Bir an için şu tabloyu bir kez daha gözünüzün önüne getirin: Sur, Silvan, Nusaybin, Cizre, Silopi, Yüksekova… Sokağa çıkma yasakları ve ölen yüzlerce insan. Ardından da dört akademisyenin cezaevine kapatılmasına ve yüzlercesinin de idari soruşturmalara maruz kalmasına gerekçe gösterilen “Bu Suça Ortak Olmayacağız” bildirisini okuyun. Peki şimdi tekrar sormak gerekmez mi? Kim bu bildiriyi yazan? İktidar mı yoksa akademisyenler mi? Sorunun cevabı için Mimar Sinan Güzel Sanatlar Üniversitesi öğretim üyesi Kıvanç Ersoy ile ağır tecrit koşullarında tutulduğu Silivri Cezaevinde görüştük.

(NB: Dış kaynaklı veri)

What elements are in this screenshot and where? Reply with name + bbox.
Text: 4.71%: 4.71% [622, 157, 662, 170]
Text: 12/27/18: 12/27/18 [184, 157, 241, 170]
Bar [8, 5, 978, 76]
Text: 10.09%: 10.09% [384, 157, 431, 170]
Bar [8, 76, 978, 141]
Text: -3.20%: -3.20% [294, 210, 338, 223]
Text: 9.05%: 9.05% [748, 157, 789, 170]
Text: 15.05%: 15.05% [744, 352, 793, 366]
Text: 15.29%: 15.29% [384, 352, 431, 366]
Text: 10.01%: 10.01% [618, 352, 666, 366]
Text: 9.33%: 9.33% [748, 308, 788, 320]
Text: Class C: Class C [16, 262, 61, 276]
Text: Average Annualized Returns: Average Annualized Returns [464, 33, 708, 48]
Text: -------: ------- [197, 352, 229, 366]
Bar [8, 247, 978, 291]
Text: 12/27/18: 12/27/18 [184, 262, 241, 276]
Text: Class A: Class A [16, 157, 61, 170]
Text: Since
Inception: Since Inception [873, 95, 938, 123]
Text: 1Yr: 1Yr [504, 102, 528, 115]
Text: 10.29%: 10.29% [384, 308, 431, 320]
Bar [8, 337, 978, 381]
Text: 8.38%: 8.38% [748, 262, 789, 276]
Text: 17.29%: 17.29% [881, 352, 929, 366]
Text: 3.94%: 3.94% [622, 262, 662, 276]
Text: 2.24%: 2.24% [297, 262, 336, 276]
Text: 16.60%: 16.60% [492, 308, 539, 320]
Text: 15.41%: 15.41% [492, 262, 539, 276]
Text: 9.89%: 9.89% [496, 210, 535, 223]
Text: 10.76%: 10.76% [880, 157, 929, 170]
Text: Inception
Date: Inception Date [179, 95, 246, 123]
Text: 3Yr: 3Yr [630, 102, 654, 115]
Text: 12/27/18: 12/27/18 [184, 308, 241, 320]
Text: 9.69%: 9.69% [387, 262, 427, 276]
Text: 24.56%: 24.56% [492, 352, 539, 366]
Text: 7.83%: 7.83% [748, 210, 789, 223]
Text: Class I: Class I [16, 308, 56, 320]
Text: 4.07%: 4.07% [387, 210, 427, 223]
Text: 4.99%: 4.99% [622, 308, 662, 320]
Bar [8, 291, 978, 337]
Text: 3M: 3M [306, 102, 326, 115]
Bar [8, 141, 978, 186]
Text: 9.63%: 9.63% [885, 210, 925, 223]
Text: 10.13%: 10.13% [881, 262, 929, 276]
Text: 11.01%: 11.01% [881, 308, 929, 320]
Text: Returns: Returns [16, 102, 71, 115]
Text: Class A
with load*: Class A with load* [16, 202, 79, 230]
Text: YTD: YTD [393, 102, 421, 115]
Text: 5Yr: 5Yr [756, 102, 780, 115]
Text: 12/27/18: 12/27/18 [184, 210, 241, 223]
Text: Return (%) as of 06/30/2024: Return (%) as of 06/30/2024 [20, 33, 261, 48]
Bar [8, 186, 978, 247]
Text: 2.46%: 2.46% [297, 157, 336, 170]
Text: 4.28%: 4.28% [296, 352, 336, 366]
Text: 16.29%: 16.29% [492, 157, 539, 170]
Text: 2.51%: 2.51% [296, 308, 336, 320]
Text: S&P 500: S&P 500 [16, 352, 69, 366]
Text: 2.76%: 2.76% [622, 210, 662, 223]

Maillerimi kim cevaplayacak?

Tutuklanma sonrasını, Metris’i ve Silivri’de maruz kaldığınız arama terörünü Muzaffer Kaya ile konuştuk. Ben bunların dışında başka bir şey sormak istiyorum: Bir matematikçi ile uzun süredir cezaevinde karşılaşmamıştım. Matematikçi olmanın cezaevinde bir yararını gördünüz mü?

(Gülüyor) Yan hücrede kim olduğunu öğrenmek için top atmaya çalıştım. Fakat duvarlar çok yüksek olduğundan beceremedim. Sonrasında kinetik enerji, uzaklık, açı hesaplamaları yaparak yeniden denedim. Bir hayli yaklaştım. Bir iki ufak hesap hatasını giderebilirsem becerebileceğime inanıyorum.

Yan hücrelerinizde kimler kalıyor?

Müebbet hapis cezası almış kişiler var. Bana “Hocam” diye hitap ediyorlar. Ben de onlara aynı şekilde sesleniyorum. “Hoca sizsiniz” diye cevap veriyorlar ve hemen arkasında da “Allah kurtarsın” dileğinde bulunuyorlar. Burada hoca onlar, biz burada daha yeni bir haftalık olduk. Ben ODTÜ’lüyüm. “Hocam” bizde Sinan Cemgil’den yadigar ve bir eşitlik ifadesi olarak kullanılır. Ben de burada buna sahip çıkıyorum ve birbirimize “Hocam” şeklinde sesleniyoruz (gülüyor).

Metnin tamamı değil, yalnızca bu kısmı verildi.